💵 ¿ Qué es la INFLACIÓN ? 💵 POR QUÉ tu DINERO vale cada vez MENOS
What is Inflation and How Does It Affect Investors?
Understanding Inflation
- Inflation refers to the increase in the price level of goods and services, leading to a decrease in purchasing power. For instance, if an ice cream cone costs $0.50 in the past and now costs $1.00, the dollar has lost half its purchasing power.
- The concept of inflation is often subjective; many believe that prices were lower in the past without concrete evidence. However, some products are indeed more affordable today than they were 50 years ago.
Measuring Inflation
- To objectively measure inflation, Consumer Price Indices (CPI) are created to eliminate subjectivity regarding price changes over time.

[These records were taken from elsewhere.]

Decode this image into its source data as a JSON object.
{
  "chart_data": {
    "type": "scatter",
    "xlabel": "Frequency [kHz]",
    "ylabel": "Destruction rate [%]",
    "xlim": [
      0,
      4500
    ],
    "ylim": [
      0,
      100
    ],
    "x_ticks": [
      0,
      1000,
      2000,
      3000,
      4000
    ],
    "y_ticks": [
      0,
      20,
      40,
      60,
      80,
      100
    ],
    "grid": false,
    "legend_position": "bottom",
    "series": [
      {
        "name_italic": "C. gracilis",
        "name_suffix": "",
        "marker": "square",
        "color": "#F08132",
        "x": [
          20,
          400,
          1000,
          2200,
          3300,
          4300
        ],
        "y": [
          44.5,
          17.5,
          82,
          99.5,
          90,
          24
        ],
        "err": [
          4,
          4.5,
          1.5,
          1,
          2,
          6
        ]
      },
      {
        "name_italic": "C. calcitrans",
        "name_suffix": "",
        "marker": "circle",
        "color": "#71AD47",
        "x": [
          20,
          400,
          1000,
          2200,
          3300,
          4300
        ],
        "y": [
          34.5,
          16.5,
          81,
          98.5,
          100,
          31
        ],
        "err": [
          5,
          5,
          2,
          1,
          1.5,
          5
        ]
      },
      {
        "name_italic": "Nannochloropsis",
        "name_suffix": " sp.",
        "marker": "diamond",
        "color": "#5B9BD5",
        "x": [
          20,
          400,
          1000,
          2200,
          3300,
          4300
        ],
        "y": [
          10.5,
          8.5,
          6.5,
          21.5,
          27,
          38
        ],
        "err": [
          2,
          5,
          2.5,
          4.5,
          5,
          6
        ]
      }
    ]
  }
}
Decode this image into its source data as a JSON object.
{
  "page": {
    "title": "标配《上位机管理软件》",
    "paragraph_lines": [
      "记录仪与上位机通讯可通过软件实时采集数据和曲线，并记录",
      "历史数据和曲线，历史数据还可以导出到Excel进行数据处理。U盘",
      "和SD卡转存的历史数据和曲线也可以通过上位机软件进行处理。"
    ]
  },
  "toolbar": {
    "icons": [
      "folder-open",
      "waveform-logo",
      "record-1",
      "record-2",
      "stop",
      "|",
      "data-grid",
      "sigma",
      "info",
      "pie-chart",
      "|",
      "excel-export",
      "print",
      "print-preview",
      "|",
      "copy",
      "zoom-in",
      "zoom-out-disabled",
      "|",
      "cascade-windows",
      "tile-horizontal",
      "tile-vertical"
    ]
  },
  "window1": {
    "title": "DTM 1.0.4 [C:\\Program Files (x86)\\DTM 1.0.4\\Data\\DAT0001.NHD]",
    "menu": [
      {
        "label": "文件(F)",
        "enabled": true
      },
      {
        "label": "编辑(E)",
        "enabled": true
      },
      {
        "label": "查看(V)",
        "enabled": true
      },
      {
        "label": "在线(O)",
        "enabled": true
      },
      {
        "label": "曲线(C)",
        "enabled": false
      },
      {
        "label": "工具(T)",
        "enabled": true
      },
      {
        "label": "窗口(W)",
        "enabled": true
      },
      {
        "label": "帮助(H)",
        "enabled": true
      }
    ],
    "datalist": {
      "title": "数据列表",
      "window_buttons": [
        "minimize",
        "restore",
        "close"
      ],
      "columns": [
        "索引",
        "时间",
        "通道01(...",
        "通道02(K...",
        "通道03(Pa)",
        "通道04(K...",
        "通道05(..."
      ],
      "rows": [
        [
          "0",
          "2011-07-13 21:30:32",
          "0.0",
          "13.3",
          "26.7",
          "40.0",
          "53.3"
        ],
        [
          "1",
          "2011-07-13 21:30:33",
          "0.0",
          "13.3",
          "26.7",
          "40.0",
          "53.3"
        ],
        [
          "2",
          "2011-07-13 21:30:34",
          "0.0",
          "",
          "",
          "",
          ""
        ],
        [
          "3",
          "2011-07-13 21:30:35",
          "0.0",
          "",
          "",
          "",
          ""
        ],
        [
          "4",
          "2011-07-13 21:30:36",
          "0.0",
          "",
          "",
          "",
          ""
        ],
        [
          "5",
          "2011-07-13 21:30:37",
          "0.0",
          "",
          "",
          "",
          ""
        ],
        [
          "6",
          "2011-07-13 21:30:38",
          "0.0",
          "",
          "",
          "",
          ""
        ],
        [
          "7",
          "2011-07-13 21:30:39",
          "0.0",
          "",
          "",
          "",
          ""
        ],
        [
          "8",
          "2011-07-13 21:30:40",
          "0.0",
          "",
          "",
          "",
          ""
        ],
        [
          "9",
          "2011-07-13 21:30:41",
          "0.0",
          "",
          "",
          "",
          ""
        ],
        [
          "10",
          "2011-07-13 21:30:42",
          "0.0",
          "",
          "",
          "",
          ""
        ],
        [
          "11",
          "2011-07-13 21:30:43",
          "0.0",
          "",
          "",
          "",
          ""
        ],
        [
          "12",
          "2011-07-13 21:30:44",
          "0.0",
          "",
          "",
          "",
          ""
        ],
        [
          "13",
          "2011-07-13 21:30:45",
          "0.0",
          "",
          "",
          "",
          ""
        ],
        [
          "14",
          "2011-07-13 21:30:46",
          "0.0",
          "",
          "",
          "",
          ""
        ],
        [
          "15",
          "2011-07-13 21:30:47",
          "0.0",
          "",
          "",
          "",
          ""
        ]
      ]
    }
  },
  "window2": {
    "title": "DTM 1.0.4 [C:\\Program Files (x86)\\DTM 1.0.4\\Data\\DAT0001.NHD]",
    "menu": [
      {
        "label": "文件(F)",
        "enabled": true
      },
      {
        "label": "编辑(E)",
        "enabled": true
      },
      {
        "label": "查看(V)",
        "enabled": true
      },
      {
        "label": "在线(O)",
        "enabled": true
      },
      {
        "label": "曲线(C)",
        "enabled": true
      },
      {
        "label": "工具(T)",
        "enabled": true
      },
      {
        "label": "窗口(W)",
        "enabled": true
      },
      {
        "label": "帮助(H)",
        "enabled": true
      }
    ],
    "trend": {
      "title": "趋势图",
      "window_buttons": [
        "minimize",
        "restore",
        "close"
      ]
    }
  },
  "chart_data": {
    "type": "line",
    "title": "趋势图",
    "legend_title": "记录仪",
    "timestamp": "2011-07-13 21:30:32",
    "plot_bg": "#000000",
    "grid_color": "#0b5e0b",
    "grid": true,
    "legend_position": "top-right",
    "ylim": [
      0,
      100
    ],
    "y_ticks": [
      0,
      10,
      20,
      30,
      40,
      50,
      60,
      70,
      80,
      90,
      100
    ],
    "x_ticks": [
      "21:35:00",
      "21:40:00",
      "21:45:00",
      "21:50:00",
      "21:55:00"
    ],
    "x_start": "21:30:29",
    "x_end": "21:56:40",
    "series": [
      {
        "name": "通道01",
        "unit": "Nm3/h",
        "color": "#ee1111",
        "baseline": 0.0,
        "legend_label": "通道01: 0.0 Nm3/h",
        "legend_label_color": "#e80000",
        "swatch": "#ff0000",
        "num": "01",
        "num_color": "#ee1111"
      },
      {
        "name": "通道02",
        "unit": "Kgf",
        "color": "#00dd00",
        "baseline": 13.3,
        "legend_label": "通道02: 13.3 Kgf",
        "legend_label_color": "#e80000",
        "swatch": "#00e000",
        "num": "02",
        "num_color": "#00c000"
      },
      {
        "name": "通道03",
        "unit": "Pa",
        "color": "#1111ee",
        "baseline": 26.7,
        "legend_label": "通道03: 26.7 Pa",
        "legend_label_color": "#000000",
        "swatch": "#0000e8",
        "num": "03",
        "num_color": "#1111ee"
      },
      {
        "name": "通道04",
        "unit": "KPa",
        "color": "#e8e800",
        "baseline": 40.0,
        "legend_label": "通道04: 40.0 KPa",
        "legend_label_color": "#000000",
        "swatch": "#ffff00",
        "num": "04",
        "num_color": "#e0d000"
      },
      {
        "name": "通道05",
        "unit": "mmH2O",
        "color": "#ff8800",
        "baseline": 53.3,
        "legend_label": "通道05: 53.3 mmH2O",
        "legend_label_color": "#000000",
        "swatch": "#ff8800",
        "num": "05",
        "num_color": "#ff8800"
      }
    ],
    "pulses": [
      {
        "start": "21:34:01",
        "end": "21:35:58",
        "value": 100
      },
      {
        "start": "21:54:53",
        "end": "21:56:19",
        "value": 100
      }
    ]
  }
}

Each country has its own CPI.
- In Spain, for example, the National Statistics Institute calculates CPI; similar institutions exist in Mexico and Colombia.
- The CPI evaluates a representative basket of goods and services known as "canasta familiar," which includes daily necessities like food and hygiene products as well as durable goods and certain services.
Causes of Inflation
- There are various reasons for rising prices categorized into three main types: monetary policy inflation, cost-push inflation, and demand-pull inflation.
- Monetary policy inflation occurs when money supply grows faster than available goods; this can happen through expansive monetary policies by central banks.
- Cost-push inflation arises from increased production costs due to rising raw material prices or heightened demand during economic booms.
Types of Inflation
- Three levels of inflation include:
- Moderate inflation: Relatively low rates below 5% or 9% annually.
- Galloping inflation: Double-digit rates within a year.
- Hyperinflation: Exceeding 50% monthly; historical examples include Germany in the 1920s and current cases in Zimbabwe or Venezuela.
Impact on Investments
- Inflation negatively affects investors since it erodes money's value. Investing becomes crucial because holding cash leads to continuous loss of purchasing power.
- When calculating investment returns, it's essential to account for both nominal interest (e.g., bank offers 2%) and real interest (adjusted for inflation). If annual inflation is at 3%, then real interest would be negative at -1%.
Impact of Inflation on Purchasing Power
Understanding the Consequences of Inflation
- The speaker discusses that individuals will lose 1% of their purchasing power due to inflation rates exceeding nominal interest rates.
- It is highlighted that keeping money in a bank often results in a loss, as most cases yield negative returns after accounting for inflation.
- The speaker suggests alternatives to traditional banking, emphasizing investment in "real assets" such as stocks and real estate.
- Investment funds are also mentioned as viable options for mitigating the effects of inflation on savings.